Third edition of Artificial Intelligence: foundations of computational agents, Cambridge University Press, 2023 is now available (including the full text).

7.1 Learning Issues

The following components are part of any learning problem:

The behavior or task that is being improved
The experiences that are used to improve performance in the task
measure of improvement
How the improvement is measured - for example, new skills that were not present initially, increasing accuracy in prediction, or improved speed

Consider the agent internals of Figure 2.9. The problem of learning is to take in prior knowledge and data (e.g., about the experiences of the agent) and to create an internal representation (the knowledge base) that is used by the agent as it acts. This internal representation could be the raw experiences themselves, but it is typically a compact representation that summarizes the data. The problem of inferring an internal representation based on examples is often called induction and can be contrasted with deduction, which is deriving consequences of a knowledge base, and abduction, which is hypothesizing what may be true about a particular case.

There are two principles that are at odds in choosing a representation scheme:

  • The richer the representation scheme, the more useful it is for subsequent problems solving. For an agent to learn a way to solve a problem, the representation must be rich enough to express a way to solve the problem.
  • The richer the representation, the more difficult it is to learn. A very rich representation is difficult to learn because it requires a great deal of data, and often many different hypotheses are consistent with the data.

The representations required for intelligence are a compromise between many desiderata (see Section 1.4). The ability to learn the representation is one of them, but it is not the only one.

Learning techniques face the following issues:

Virtually any task for which an agent can get data or experiences can be learned. The most commonly studied learning task is supervised learning: given some input features, some target features, and a set of training examples where the input features and the target features are specified, predict the target features of a new example for which the input features are given.
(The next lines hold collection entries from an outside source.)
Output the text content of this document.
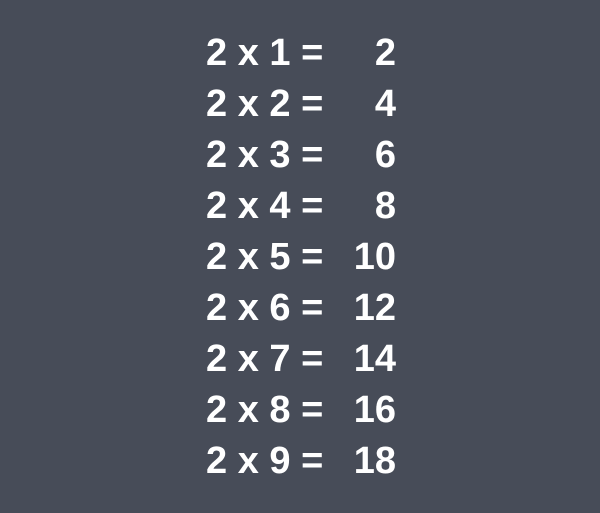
2 x 1 = 2
2 x 2 = 4
2 x 3 = 6
2 x 4 = 8
2 x 5 = 10
2 x 6 = 12
2 x 7 = 14
2 x 8 = 16
2 x 9 = 18
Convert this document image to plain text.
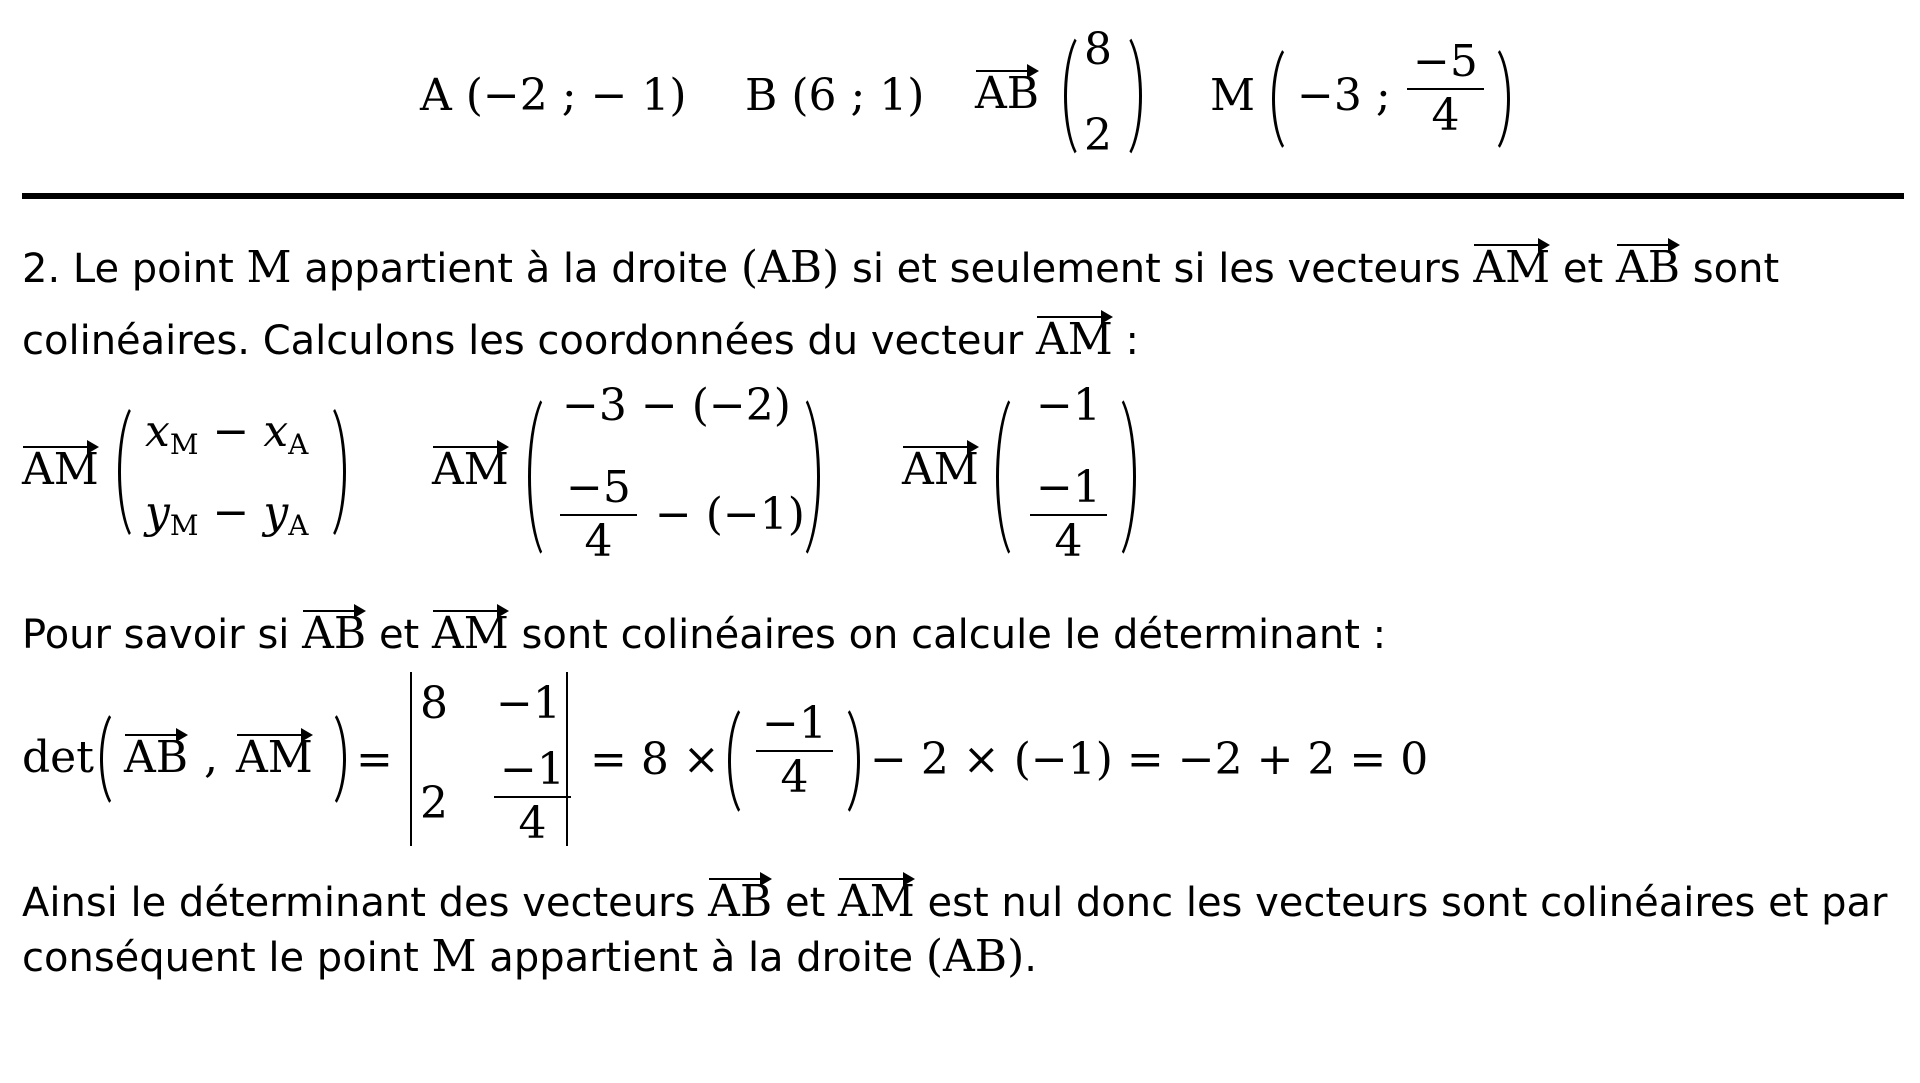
A (−2 ; − 1) B (6 ; 1) AB
8
2
M −3 ; $\frac{-5}{4}$
2. Le point M appartient à la droite (AB) si et seulement si les vecteurs AM et AB sont
colinéaires. Calculons les coordonnées du vecteur AM :
AM
$x_M - x_A$
$y_M - y_A$
AM
−3 − (−2)
$\frac{-5}{4} - (-1)$
AM
−1
$\frac{-1}{4}$
Pour savoir si AB et AM sont colinéaires on calcule le déterminant :
det AB , AM =
8 −1
$2 \frac{-1}{4} = 8 \times \frac{-1}{4} - 2 \times (-1) = -2 + 2 = 0$
Ainsi le déterminant des vecteurs AB et AM est nul donc les vecteurs sont colinéaires et par
conséquent le point M appartient à la droite (AB).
This is called classification when the target variables are discrete and regression when the target features are continuous.

Other learning tasks include learning classifications when the examples are not already classified (unsupervised learning), learning what to do based on rewards and punishments (reinforcement learning), learning to reason faster (analytic learning), and learning richer representations such as logic programs (inductive logic programming) or Bayesian networks.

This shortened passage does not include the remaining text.